Le selfie, image iconoclaste

Il semble étrange aujourd’hui que des américains adultes aient pu, il y a cinquante ans, considérer sérieusement les chansons des Beatles comme de dangereuses manifestations d’irrévérence. A l’instar de Jean-François Copé s’offusquant d’un bien innocent livre illustré, la perception d’un manquement aux normes sociales dépend surtout de l’idée qu’on se fait de cette norme.

L’indignation et les sarcasmes qui ont accueilli un autoportrait non moins ingénu, réalisé par un jeune journaliste du Monde, tout heureux de se retrouver dans le Salon ovale en présence de Barack Obama et de François Hollande, sont là aussi des indicateurs de puissants réflexes normalisateurs, qui semblent trouver avec le selfie une source d’irritation toujours renouvelée.

On s’en souvient, les premières discussions marquantes qui ont fait émerger le genre sur la scène médiatique en 2013 furent alimentées par deux collections d’images sur Tumblr, Selfies at Serious Places et Selfies at Funerals, dont les choix thématiques mettaient en avant la rupture d’une norme implicite. Pour autant qu’on considère l’autoportrait ludique comme une activité futile, sa mise en œuvre dans des situations qui imposent en principe le respect aux participants le fait apparaître comme la manifestation comique d’un manque de maîtrise de la règle sociale.

Extraits de Selfies at Serious Places et Selfies at Funerals.

Le magnifique selfie de Thomas Wieder avait évidemment tout pour chatouiller les vertueux. Outre sa localisation dans l’un des lieux de la plus haute sacralité, équivalent de Saint-Pierre de Rome au Moyen-âge, l’esquisse de sourire mal assuré du journaliste au premier plan, le geste de rappel à l’ordre de l’officier de sécurité au second plan, sans oublier Barack et François en témoins impuissants de la rupture de protocole, en font assurément un des chefs d’œuvre du genre. Son commentaire sur Twitter puis sur 20 Minutes, largement relayé, ont rapidement calé son interprétation comme un dérapage « touristique », témoignage d’un « manque de sérieux » des journalistes français.

La circulation rapide d’informations à partir des images connectées des témoins d’un événement n’a plus rien qui puisse surprendre. La semaine précédente, Twitter et petits journaux avaient fait leurs délices des photos d’hôtel des journalistes débarquant à Sotchi pour les Jeux olympiques d’hiver, qui venaient confirmer tous les stéréotypes russophobes.

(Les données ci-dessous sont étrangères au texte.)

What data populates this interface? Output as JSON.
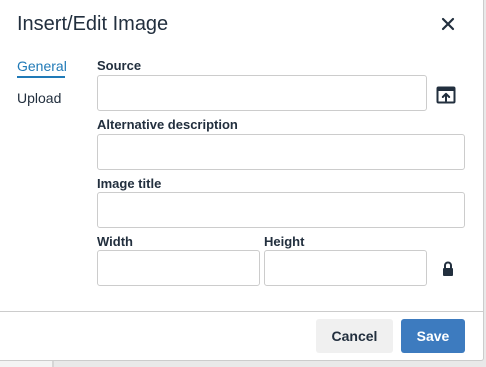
{
  "dialog": {
    "title": "Insert/Edit Image"
  },
  "tabs": [
    {
      "label": "General",
      "active": true
    },
    {
      "label": "Upload",
      "active": false
    }
  ],
  "fields": {
    "source": {
      "label": "Source",
      "value": "",
      "placeholder": ""
    },
    "alt": {
      "label": "Alternative description",
      "value": "",
      "placeholder": ""
    },
    "title": {
      "label": "Image title",
      "value": "",
      "placeholder": ""
    },
    "width": {
      "label": "Width",
      "value": "",
      "placeholder": ""
    },
    "height": {
      "label": "Height",
      "value": "",
      "placeholder": ""
    }
  },
  "icons": {
    "close": "close-icon",
    "browse": "browse-icon",
    "lock": "lock-icon"
  },
  "buttons": {
    "cancel": "Cancel",
    "save": "Save"
  },
  "colors": {
    "accent": "#207ab7",
    "primary_button": "#3d7bbf",
    "secondary_button": "#f0f0f0",
    "text": "#222f3e",
    "border": "#cccccc"
  }
}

La réception diamétralement opposée des selfies de Washington démontre une interprétation tout aussi conventionnelle, principalement appuyée sur le respect dû au saint des saints états-unien, où le président français était précisément venu essayer d’inverser la courbe d’une popularité déclinante.

Le ridicule n’est pas une mesure objective. Alors que pour les réactionnaires pratiquants, Tous à poil est le comble de la dépravation, pour beaucoup d’autres, c’est Copé qui a touché le fond de la turlupinade. Pour ma part, je n’accorde qu’une considération limitée aux rencontres protocolaires de chefs d’Etat, héritières des visites royales, qui ont toujours suscité plus d’attention médiatique que de véritable intérêt de la part du public – pour ne rien dire de leur (in)utilité politique. Ayant épinglé en son temps le pauvre Askolovitch, accompagnateur accrédité de l’ex-président Sarkozy aux USA, sincèrement convaincu d’avoir tutoyé l’Olympe et entraperçu les mystères qui gouvernent le monde, j’avoue qu’il me paraît plus ridicule de prendre au sérieux cette parade diplomatique que de lui appliquer le traitement appropriatif de la photo touristique.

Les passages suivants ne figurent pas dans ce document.